Paul, of course, has his own point of view and actively engages in debate. But he is far less dogmatic than his reputation suggests. Like all economists, he has been humbled by the experience of the last two years. At this point, he is just looking for anyone who has an idea worth serious consideration.
» Brad DeLong: http://delong.typepad.com/sdj
Brad is sort of Paul’s evil twin. As much as Paul doesn’t suffer fools gladly, Brad suffers them even less. But whether one agrees with Brad or not, he like Paul is a central clearing house for much of the cutting edge debate on macroeconomic policy, including both monetary and fiscal policy.
» Mark Thoma: http://economistsview.typepad.com/economistsview/
Mark is a professor of economics at the University of Oregon and without a doubt the most prolific economic blogger. I honestly don’t know how he has time for much else. Mark tries to link to just about everything. Anyone who claims to be an economist who doesn’t subscribe to his RSS feed may not deserve to be called an economist.
I’m not entirely sure how Mark positions himself among the various schools and sub-schools of economic thought these day. But that is to his credit. He tries to be an honest broker, calling attention to the work of any economist with something useful to contribute to the economic policy debates of the day by mostly letting them speak for themselves.
» Scott Sumner: http://www.themoneyillusion.com/
By his own admission, Scott is a somewhat obscure economist at a college I’d never heard of until I discovered his blog. But over the last year or so he has contributed significantly to the debate on monetary policy. Like Thoma, I don’t really know how to characterize him on the economic spectrum. But Scott has become essential reading.
» Tim Duy: http://economistsview.typepad.com/timduy
Tim is a colleague of Thoma’s at the University of Oregon who is more of a specialist in monetary policy. He posts much less often than Mark, but is always essential reading when he does.
» David Beckworth: http://macromarketmusings.blogspot.com
Like Sumner, Beckworth is from a somewhat obscure school who has found his calling as a blogger. I think he defines himself as a New Monetarist. I don’t really know what that means, but in recent weeks he has been writing prolifically and interestingly about the whole question of what is the long-term impact of a low fixed fed funds rate that has been at the center of monetary debate since the issue was raised by Minneapolis Fed president Narayana Kocherlakota in an August 17 speech.
» Stephen Williamson: http://newmonetarism.blogspot.com
A professor of economics at Washington University in St. Louis, he appears to be another New Monetarist.

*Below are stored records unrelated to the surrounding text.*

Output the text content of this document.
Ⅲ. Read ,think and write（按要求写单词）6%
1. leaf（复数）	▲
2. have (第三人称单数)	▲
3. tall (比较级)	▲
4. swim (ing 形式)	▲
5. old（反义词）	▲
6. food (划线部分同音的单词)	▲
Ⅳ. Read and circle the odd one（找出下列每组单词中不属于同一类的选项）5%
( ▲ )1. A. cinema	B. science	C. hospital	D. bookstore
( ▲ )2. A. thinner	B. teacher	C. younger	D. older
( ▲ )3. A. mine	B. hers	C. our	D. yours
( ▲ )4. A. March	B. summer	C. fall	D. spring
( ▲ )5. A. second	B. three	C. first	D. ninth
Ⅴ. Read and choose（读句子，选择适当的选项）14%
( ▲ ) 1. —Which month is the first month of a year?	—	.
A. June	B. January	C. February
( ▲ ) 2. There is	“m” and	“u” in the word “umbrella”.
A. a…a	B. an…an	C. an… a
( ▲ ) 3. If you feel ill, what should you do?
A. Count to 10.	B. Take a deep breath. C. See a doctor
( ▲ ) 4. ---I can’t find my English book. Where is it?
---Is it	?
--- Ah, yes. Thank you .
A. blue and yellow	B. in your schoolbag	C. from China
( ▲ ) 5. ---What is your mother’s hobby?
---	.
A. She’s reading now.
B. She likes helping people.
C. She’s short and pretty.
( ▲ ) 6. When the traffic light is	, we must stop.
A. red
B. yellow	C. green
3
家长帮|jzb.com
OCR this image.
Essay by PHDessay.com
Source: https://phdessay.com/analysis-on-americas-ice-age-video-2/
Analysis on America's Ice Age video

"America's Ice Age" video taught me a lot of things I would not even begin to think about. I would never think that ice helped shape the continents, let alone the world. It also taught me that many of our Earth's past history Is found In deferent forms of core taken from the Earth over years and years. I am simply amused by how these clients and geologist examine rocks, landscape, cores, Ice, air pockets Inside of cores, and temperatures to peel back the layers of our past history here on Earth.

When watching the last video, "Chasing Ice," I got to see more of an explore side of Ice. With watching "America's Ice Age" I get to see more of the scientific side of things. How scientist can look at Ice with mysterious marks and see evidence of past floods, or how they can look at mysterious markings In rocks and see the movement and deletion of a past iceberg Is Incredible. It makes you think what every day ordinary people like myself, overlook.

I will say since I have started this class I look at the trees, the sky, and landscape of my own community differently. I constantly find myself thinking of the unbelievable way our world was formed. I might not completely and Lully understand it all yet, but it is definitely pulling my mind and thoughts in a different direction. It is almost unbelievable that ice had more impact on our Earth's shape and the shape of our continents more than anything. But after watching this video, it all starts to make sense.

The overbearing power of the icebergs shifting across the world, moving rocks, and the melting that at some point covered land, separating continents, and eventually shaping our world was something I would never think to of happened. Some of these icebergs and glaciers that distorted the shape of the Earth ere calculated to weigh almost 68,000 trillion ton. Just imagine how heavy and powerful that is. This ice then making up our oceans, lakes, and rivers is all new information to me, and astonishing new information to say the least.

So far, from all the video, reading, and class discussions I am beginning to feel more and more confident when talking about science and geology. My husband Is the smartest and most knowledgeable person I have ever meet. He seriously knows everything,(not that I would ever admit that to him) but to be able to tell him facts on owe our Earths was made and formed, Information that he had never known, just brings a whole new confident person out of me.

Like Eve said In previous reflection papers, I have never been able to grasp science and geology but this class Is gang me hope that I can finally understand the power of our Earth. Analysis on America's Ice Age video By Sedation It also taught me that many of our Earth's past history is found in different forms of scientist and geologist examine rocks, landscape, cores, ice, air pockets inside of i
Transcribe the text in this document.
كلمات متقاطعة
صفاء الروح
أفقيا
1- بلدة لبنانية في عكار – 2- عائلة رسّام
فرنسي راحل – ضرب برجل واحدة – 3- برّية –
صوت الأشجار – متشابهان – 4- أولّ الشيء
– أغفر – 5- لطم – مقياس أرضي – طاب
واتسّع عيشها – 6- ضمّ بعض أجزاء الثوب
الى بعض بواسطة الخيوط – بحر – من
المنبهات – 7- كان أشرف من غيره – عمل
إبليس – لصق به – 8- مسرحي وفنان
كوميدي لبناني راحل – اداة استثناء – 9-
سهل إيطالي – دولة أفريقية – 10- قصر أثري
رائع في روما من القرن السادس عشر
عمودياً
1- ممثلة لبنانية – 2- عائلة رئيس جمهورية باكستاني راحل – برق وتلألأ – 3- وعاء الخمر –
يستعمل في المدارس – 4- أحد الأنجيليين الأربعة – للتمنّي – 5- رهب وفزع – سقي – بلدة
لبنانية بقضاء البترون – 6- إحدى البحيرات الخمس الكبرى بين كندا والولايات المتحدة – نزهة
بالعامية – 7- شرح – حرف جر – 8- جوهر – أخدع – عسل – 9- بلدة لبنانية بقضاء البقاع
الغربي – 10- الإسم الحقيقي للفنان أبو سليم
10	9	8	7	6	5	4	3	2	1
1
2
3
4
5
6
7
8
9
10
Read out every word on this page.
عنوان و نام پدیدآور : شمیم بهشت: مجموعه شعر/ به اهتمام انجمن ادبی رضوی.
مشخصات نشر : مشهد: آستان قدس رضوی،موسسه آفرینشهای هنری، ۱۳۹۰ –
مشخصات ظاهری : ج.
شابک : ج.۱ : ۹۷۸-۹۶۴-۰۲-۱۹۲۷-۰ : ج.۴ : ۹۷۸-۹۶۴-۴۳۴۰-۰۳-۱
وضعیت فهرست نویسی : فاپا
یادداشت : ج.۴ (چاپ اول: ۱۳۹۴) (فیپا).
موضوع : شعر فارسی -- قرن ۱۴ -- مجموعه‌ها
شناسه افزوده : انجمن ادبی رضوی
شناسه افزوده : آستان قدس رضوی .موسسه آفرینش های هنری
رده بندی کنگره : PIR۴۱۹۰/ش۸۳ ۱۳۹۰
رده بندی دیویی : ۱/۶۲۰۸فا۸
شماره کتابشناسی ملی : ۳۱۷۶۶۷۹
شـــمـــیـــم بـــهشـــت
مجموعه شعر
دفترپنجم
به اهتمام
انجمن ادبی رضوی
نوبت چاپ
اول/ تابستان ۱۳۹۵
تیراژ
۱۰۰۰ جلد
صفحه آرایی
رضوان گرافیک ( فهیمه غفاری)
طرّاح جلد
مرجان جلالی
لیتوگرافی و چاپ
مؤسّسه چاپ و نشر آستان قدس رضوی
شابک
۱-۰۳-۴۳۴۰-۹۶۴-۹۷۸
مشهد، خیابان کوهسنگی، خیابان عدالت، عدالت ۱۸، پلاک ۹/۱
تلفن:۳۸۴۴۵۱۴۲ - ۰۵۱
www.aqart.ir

» David Altig: http://macroblog.typepad.com/macroblog
What’s interesting about David is that he works for the Federal Reserve Bank of Atlanta. He doesn’t post often, but his posts are always worth reading.
This is a group blog by some Canadian economists, but Rowe seems to be the main commentator on monetary issues. He teaches at Carleton University in Ottawa. I don’t know how to characterize his perspective and I’m not sure if he knows how either. But he is well worth reading.
I apologize for any mischaracterizations of those I have attempted to label. To be honest, I have no idea what the difference is between a New Monetarist and an old monetarist or a New Keynesian and an old Keynesian. Not being an economic theorist, I have had no reason to know, but those who characterize themselves and others with such terms seem to think they are important.
My purpose today is simply to call to the attention of this blog’s readers the fact that there is important stuff going on beneath the surface of the academic journals and even financial media sources such as The Economist and the Wall Street Journal. In the comments, please feel free to call my attention to any sources I may have missed.